Şimdi Ey Oğuzhan Asiltürk ve yalakaları! Şu sizi seçip biat eden Ezher Hocalarının isim ve sıfatlarını derhal açıklamazsanız bir kere daha suçüstü yakalanacaksınız.
S7: Yüzlerce kişinin katıldığı ve kimin ve maksatla girdiğinin araştırılmadığı herkese açık bir toplantıda bu gibi “uydurma ve iftira sırların” konuşulması, yoksa Erbakan Hoca’ya ve Milli Görü davasına duyulan haklı muhabbet ve teslimiyeti bozmak ve camiamızın kafasını karıştırmak amaçlı mıydı?
Milli Çözüm ekibinin, yıllardır dikkat çektiği gibi, Ey Oğuzhan ve avanesi! Siz eğer bu camiaya çok özel olarak sızdırılmış, sinsi görevli ve yüksek rütbeli bir ajan değilseniz, bu denli fırsatçılık ve fırsatçılık başka hangi nedenle yapılırdı?

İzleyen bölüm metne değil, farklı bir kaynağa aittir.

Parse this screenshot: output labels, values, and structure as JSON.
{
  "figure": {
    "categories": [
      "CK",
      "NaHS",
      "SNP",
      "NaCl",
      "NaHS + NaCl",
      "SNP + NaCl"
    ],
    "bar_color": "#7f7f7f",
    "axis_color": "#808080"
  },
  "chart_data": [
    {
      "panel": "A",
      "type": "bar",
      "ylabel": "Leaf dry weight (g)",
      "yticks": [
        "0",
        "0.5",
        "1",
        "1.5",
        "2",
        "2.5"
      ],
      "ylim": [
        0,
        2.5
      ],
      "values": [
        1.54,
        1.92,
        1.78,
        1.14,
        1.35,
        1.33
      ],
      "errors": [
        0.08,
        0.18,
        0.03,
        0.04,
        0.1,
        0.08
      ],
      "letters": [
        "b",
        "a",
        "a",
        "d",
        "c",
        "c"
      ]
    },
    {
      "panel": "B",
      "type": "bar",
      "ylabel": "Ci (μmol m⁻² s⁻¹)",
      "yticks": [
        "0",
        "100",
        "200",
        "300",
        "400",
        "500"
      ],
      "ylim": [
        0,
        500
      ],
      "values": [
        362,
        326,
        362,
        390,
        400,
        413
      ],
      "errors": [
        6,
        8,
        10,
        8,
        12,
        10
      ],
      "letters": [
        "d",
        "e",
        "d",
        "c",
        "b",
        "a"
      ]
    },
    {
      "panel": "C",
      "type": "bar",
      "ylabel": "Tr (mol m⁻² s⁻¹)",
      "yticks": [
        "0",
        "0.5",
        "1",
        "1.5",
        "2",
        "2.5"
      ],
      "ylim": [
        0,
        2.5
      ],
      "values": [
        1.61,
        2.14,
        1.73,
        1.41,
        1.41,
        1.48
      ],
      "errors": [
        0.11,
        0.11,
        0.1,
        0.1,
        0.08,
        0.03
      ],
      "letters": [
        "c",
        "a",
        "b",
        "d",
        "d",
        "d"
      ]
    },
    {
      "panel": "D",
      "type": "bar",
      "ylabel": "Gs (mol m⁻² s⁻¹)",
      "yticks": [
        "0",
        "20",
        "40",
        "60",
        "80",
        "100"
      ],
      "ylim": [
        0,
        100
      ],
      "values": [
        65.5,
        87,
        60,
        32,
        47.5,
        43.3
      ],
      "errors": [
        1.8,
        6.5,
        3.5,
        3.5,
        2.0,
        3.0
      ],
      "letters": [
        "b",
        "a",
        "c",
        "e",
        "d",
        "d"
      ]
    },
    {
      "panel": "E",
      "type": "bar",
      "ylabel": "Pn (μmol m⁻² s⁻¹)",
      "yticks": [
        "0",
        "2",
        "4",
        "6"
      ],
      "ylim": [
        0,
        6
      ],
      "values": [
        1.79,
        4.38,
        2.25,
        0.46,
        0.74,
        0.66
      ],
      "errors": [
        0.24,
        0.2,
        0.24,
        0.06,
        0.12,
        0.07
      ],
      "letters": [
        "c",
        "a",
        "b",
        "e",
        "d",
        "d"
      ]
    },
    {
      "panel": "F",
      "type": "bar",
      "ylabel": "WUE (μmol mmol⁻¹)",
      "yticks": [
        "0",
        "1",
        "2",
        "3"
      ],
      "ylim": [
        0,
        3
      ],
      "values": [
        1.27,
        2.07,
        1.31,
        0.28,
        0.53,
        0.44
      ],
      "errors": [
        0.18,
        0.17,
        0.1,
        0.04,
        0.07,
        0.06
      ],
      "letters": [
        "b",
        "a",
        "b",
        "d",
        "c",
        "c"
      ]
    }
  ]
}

Ve de ey Milli Görüşçüler!
Böylesine yalancı, iftiracı, Hocamıza ve çocuklarına çamur atıcı ve sürekli camiamızı karıştırıcı bir adamın, hala ayarını ve amacını anlamayacak ve peşine takılıp kalacak olursanız, “Siz nasıl iseniz, öyle idare edileceksiniz” hadisinin tehdidine uğrayacaksınız!
Mikail YILMAZ -
KAYNAK
http://www.millicozum.com/mc/ekim-2011/oguzhan-asilturkun-erbakana-iftiralari.html
ŞİMDİ KAYNAĞA İTİRAZ EDECEKLER Normaldir çünkü kendileri her yerden kaynak getireblirler onlar bu konuda büyük imtiyaz sahibidirler.